LAMPASAS — County officials are considering the establishment of a County Energy Transportation Reinvestment Zone for continued road improvements throughout the county.
Lampasas Commissioners held a public hearing Monday evening, which was the first step toward applying for CETRZ program funding if they choose to proceed.
CETRZ is a county transportation infrastructure fund grant program of the Texas Department of Transportation.
The program was originally designed to help offset maintenance costs for counties that pursue natural gas and oil production exploration and production facilities but was expanded to include counties that experience roadway damage due to heavy truck traffic.
Although Lampasas County does not produce a lot of gas and oil resources, it is under the inclusion of heavy truck traffic and county officials discussed the need to obtain funding for road repairs.

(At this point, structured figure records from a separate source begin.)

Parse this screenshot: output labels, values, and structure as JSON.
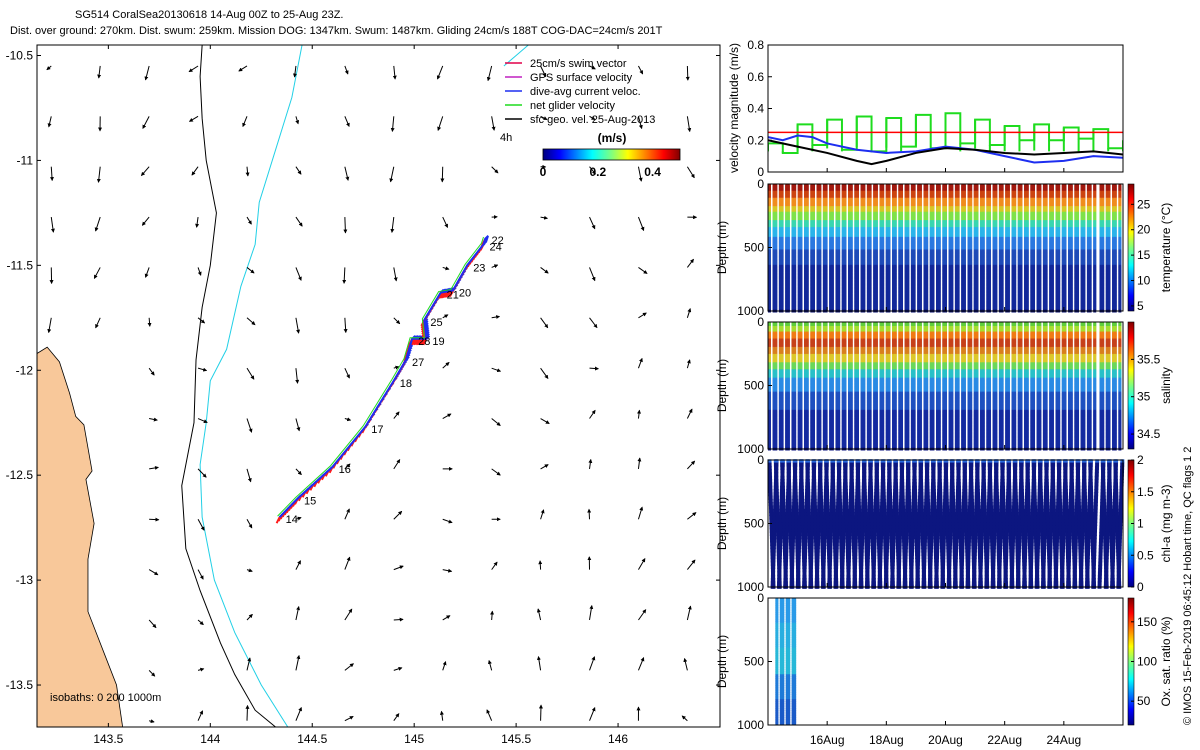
{
  "header": {
    "line1": "SG514 CoralSea20130618 14-Aug 00Z to 25-Aug 23Z.",
    "line2": "Dist. over ground: 270km. Dist. swum: 259km. Mission DOG: 1347km. Swum: 1487km. Gliding 24cm/s 188T COG-DAC=24cm/s 201T"
  },
  "credit": "© IMOS 15-Feb-2019 06:45:12 Hobart time, QC flags 1  2",
  "colors": {
    "land": "#f8c89a",
    "track": "#ff1a1a",
    "current": "#1d2ef0",
    "net": "#1edc1e",
    "coast_isobath_200": "#000000",
    "isobath_1000": "#22d0e6"
  },
  "chart_data": [
    {
      "type": "map",
      "name": "track-map",
      "xlim": [
        143.15,
        146.5
      ],
      "ylim": [
        -13.7,
        -10.45
      ],
      "xticks": [
        143.5,
        144,
        144.5,
        145,
        145.5,
        146
      ],
      "yticks": [
        -10.5,
        -11,
        -11.5,
        -12,
        -12.5,
        -13,
        -13.5
      ],
      "xtick_labels": [
        "143.5",
        "144",
        "144.5",
        "145",
        "145.5",
        "146"
      ],
      "ytick_labels": [
        "-10.5",
        "-11",
        "-11.5",
        "-12",
        "-12.5",
        "-13",
        "-13.5"
      ],
      "legend": [
        {
          "label": "25cm/s swim vector",
          "color": "#e0004a"
        },
        {
          "label": "GPS surface velocity",
          "color": "#c020c0"
        },
        {
          "label": "dive-avg current veloc.",
          "color": "#1d2ef0"
        },
        {
          "label": "net glider velocity",
          "color": "#1edc1e"
        },
        {
          "label": "sfc geo. vel. 25-Aug-2013",
          "color": "#000000"
        }
      ],
      "legend_placement": "top-right",
      "arrow_scale_label": "4h",
      "colorbar": {
        "label": "(m/s)",
        "ticks": [
          "0",
          "0.2",
          "0.4"
        ],
        "range": [
          0,
          0.5
        ]
      },
      "isobath_label": "isobaths: 0   200  1000m",
      "track": [
        {
          "day": "14",
          "lon": 144.34,
          "lat": -12.7
        },
        {
          "day": "15",
          "lon": 144.43,
          "lat": -12.61
        },
        {
          "day": "16",
          "lon": 144.6,
          "lat": -12.46
        },
        {
          "day": "17",
          "lon": 144.76,
          "lat": -12.27
        },
        {
          "day": "18",
          "lon": 144.9,
          "lat": -12.05
        },
        {
          "day": "27",
          "lon": 144.96,
          "lat": -11.95
        },
        {
          "day": "28",
          "lon": 144.99,
          "lat": -11.85
        },
        {
          "day": "19",
          "lon": 145.06,
          "lat": -11.85
        },
        {
          "day": "25",
          "lon": 145.05,
          "lat": -11.76
        },
        {
          "day": "21",
          "lon": 145.13,
          "lat": -11.63
        },
        {
          "day": "20",
          "lon": 145.19,
          "lat": -11.62
        },
        {
          "day": "23",
          "lon": 145.26,
          "lat": -11.5
        },
        {
          "day": "24",
          "lon": 145.34,
          "lat": -11.4
        },
        {
          "day": "22",
          "lon": 145.35,
          "lat": -11.37
        }
      ],
      "coastline": [
        [
          143.15,
          -11.92
        ],
        [
          143.2,
          -11.89
        ],
        [
          143.26,
          -11.96
        ],
        [
          143.31,
          -12.11
        ],
        [
          143.34,
          -12.22
        ],
        [
          143.38,
          -12.26
        ],
        [
          143.42,
          -12.48
        ],
        [
          143.39,
          -12.52
        ],
        [
          143.43,
          -12.73
        ],
        [
          143.4,
          -12.9
        ],
        [
          143.4,
          -13.15
        ],
        [
          143.48,
          -13.35
        ],
        [
          143.54,
          -13.5
        ],
        [
          143.57,
          -13.7
        ]
      ],
      "isobath_200": [
        [
          143.96,
          -10.45
        ],
        [
          143.95,
          -10.6
        ],
        [
          143.96,
          -10.8
        ],
        [
          143.98,
          -11.0
        ],
        [
          144.03,
          -11.25
        ],
        [
          144.0,
          -11.5
        ],
        [
          143.96,
          -11.7
        ],
        [
          143.93,
          -11.95
        ],
        [
          143.92,
          -12.25
        ],
        [
          143.86,
          -12.55
        ],
        [
          143.88,
          -12.85
        ],
        [
          143.95,
          -13.05
        ],
        [
          144.05,
          -13.3
        ],
        [
          144.12,
          -13.45
        ],
        [
          144.22,
          -13.62
        ],
        [
          144.32,
          -13.7
        ]
      ],
      "isobath_1000": [
        [
          144.45,
          -10.45
        ],
        [
          144.4,
          -10.7
        ],
        [
          144.32,
          -10.95
        ],
        [
          144.24,
          -11.2
        ],
        [
          144.22,
          -11.4
        ],
        [
          144.15,
          -11.6
        ],
        [
          144.08,
          -11.9
        ],
        [
          144.0,
          -12.05
        ],
        [
          143.98,
          -12.25
        ],
        [
          143.95,
          -12.45
        ],
        [
          143.96,
          -12.7
        ],
        [
          144.02,
          -13.0
        ],
        [
          144.12,
          -13.25
        ],
        [
          144.25,
          -13.5
        ],
        [
          144.38,
          -13.7
        ]
      ],
      "isobath_1000_fragment": [
        [
          145.44,
          -10.55
        ],
        [
          145.5,
          -10.5
        ],
        [
          145.56,
          -10.45
        ]
      ]
    },
    {
      "type": "line",
      "name": "velocity-panel",
      "ylabel": "velocity magnitude (m/s)",
      "ylim": [
        0,
        0.8
      ],
      "yticks": [
        0,
        0.2,
        0.4,
        0.6,
        0.8
      ],
      "ytick_labels": [
        "0",
        "0.2",
        "0.4",
        "0.6",
        "0.8"
      ],
      "xlim": [
        14.0,
        26.0
      ],
      "series": [
        {
          "name": "net glider velocity",
          "color": "#1edc1e",
          "x": [
            14.0,
            14.5,
            15.0,
            15.5,
            16.0,
            16.5,
            17.0,
            17.5,
            18.0,
            18.5,
            19.0,
            19.5,
            20.0,
            20.5,
            21.0,
            21.5,
            22.0,
            22.5,
            23.0,
            23.5,
            24.0,
            24.5,
            25.0,
            25.5,
            26.0
          ],
          "y": [
            0.18,
            0.12,
            0.3,
            0.17,
            0.33,
            0.14,
            0.35,
            0.13,
            0.34,
            0.16,
            0.36,
            0.15,
            0.37,
            0.18,
            0.33,
            0.17,
            0.29,
            0.2,
            0.3,
            0.2,
            0.28,
            0.21,
            0.27,
            0.15,
            0.2
          ]
        },
        {
          "name": "dive-avg current veloc.",
          "color": "#1d2ef0",
          "x": [
            14.0,
            14.5,
            15.0,
            15.5,
            16.0,
            17.0,
            18.0,
            19.0,
            20.0,
            21.0,
            22.0,
            23.0,
            24.0,
            25.0,
            26.0
          ],
          "y": [
            0.22,
            0.2,
            0.23,
            0.22,
            0.18,
            0.14,
            0.12,
            0.13,
            0.16,
            0.14,
            0.1,
            0.06,
            0.07,
            0.1,
            0.09
          ]
        },
        {
          "name": "surface geostrophic velocity",
          "color": "#000000",
          "x": [
            14.0,
            15.0,
            16.0,
            17.0,
            17.5,
            18.0,
            19.0,
            20.0,
            21.0,
            22.0,
            23.0,
            24.0,
            25.0,
            26.0
          ],
          "y": [
            0.2,
            0.16,
            0.12,
            0.07,
            0.05,
            0.07,
            0.12,
            0.15,
            0.14,
            0.12,
            0.11,
            0.12,
            0.13,
            0.11
          ]
        },
        {
          "name": "25cm/s swim vector",
          "color": "#ff0000",
          "x": [
            14.0,
            26.0
          ],
          "y": [
            0.25,
            0.25
          ]
        }
      ]
    },
    {
      "type": "scatter",
      "name": "temperature-section",
      "ylabel": "Depth (m)",
      "clabel": "temperature (°C)",
      "ylim": [
        1000,
        0
      ],
      "yticks": [
        0,
        500,
        1000
      ],
      "ytick_labels": [
        "0",
        "500",
        "1000"
      ],
      "crange": [
        4,
        29
      ],
      "cticks": [
        "5",
        "10",
        "15",
        "20",
        "25"
      ],
      "profiles": 112,
      "profile_max_depth": 1000,
      "colors_by_depth": [
        [
          0,
          "#a2190e"
        ],
        [
          60,
          "#cc4411"
        ],
        [
          120,
          "#f08c1e"
        ],
        [
          180,
          "#d6c826"
        ],
        [
          230,
          "#7ee24a"
        ],
        [
          290,
          "#38d6b0"
        ],
        [
          350,
          "#2ab4ea"
        ],
        [
          420,
          "#2a78e0"
        ],
        [
          520,
          "#1e4ab8"
        ],
        [
          640,
          "#12289a"
        ],
        [
          1000,
          "#0a1270"
        ]
      ],
      "gap_after_profile": 104
    },
    {
      "type": "scatter",
      "name": "salinity-section",
      "ylabel": "Depth (m)",
      "clabel": "salinity",
      "ylim": [
        1000,
        0
      ],
      "yticks": [
        0,
        500,
        1000
      ],
      "ytick_labels": [
        "0",
        "500",
        "1000"
      ],
      "crange": [
        34.3,
        36.0
      ],
      "cticks": [
        "34.5",
        "35",
        "35.5"
      ],
      "profiles": 112,
      "profile_max_depth": 1000,
      "colors_by_depth": [
        [
          0,
          "#5fce3c"
        ],
        [
          40,
          "#a8dc30"
        ],
        [
          80,
          "#f07a14"
        ],
        [
          140,
          "#c6401a"
        ],
        [
          200,
          "#d8801e"
        ],
        [
          260,
          "#dcc82a"
        ],
        [
          320,
          "#6ad85a"
        ],
        [
          380,
          "#28c0c8"
        ],
        [
          450,
          "#2a8ae4"
        ],
        [
          560,
          "#1e50c0"
        ],
        [
          700,
          "#142aa0"
        ],
        [
          1000,
          "#0c1680"
        ]
      ],
      "gap_after_profile": 104
    },
    {
      "type": "scatter",
      "name": "chl-section",
      "ylabel": "Depth (m)",
      "clabel": "chl-a (mg m-3)",
      "ylim": [
        1000,
        0
      ],
      "yticks": [
        0,
        500,
        1000
      ],
      "ytick_labels": [
        "0",
        "500",
        "1000"
      ],
      "crange": [
        0,
        2
      ],
      "cticks": [
        "0",
        "0.5",
        "1",
        "1.5",
        "2"
      ],
      "profiles": 112,
      "profile_max_depth": 1000,
      "colors_by_depth": [
        [
          0,
          "#2a6ae0"
        ],
        [
          30,
          "#0c1680"
        ],
        [
          1000,
          "#0c1680"
        ]
      ],
      "gap_after_profile": 104
    },
    {
      "type": "scatter",
      "name": "oxygen-section",
      "ylabel": "Depth (m)",
      "clabel": "Ox. sat. ratio (%)",
      "ylim": [
        1000,
        0
      ],
      "yticks": [
        0,
        500,
        1000
      ],
      "ytick_labels": [
        "0",
        "500",
        "1000"
      ],
      "crange": [
        20,
        180
      ],
      "cticks": [
        "50",
        "100",
        "150"
      ],
      "profiles": 7,
      "profile_max_depth": 1000,
      "colors_by_depth": [
        [
          0,
          "#2a9ae8"
        ],
        [
          200,
          "#28aee0"
        ],
        [
          400,
          "#26b8d8"
        ],
        [
          600,
          "#1e7ad8"
        ],
        [
          800,
          "#1a5ac8"
        ],
        [
          1000,
          "#1438b0"
        ]
      ],
      "gap_after_profile": -1
    }
  ],
  "time_axis": {
    "xlim": [
      14.0,
      26.0
    ],
    "ticks": [
      16,
      18,
      20,
      22,
      24
    ],
    "labels": [
      "16Aug",
      "18Aug",
      "20Aug",
      "22Aug",
      "24Aug"
    ]
  }
}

“As this progressed through TxDOT, it was determined that some counties, like Lampasas, may not have oil and gas explorations, so they redefined (the CERTZ program) and said it could also be used for roads that have any type of heavy truck traffic, and we do have some of that,” County Judge Wayne Boultinghouse said.
Officials identified roads in the eastern and western portions of the county, such as County Road 3300, that are in need of repair.
TxDOT has $450 million designated for infrastructure development to be divided among applicable counties, and half the money, about $224.5 million was allotted for the CERTZ program.
“In my conversations with TxDOT, they told me that if we’re approved, we’re guaranteed no less than $139,839,” County Auditor Chris Munn said.
Munn said the county would need to match any received funds at 20 percent, and the best way to proceed would be to estimate repair costs and identify parcel zones included in the scope of the project.
If commissioners decide to submit an application to TxDOT for CERTZ funding, the next step would be to form a five-member advisory committee board of directors. Application guidelines require the board to consist of three oil and gas representatives and two public members.
Munn said the county currently has $28,000 to apply to road projects and advised the project is “very doable.”
During the public hearing, Boultinghouse told officials they have 30 days to decide whether to pursue the project and establish an advisory board. The program application period is Feb. 7-14.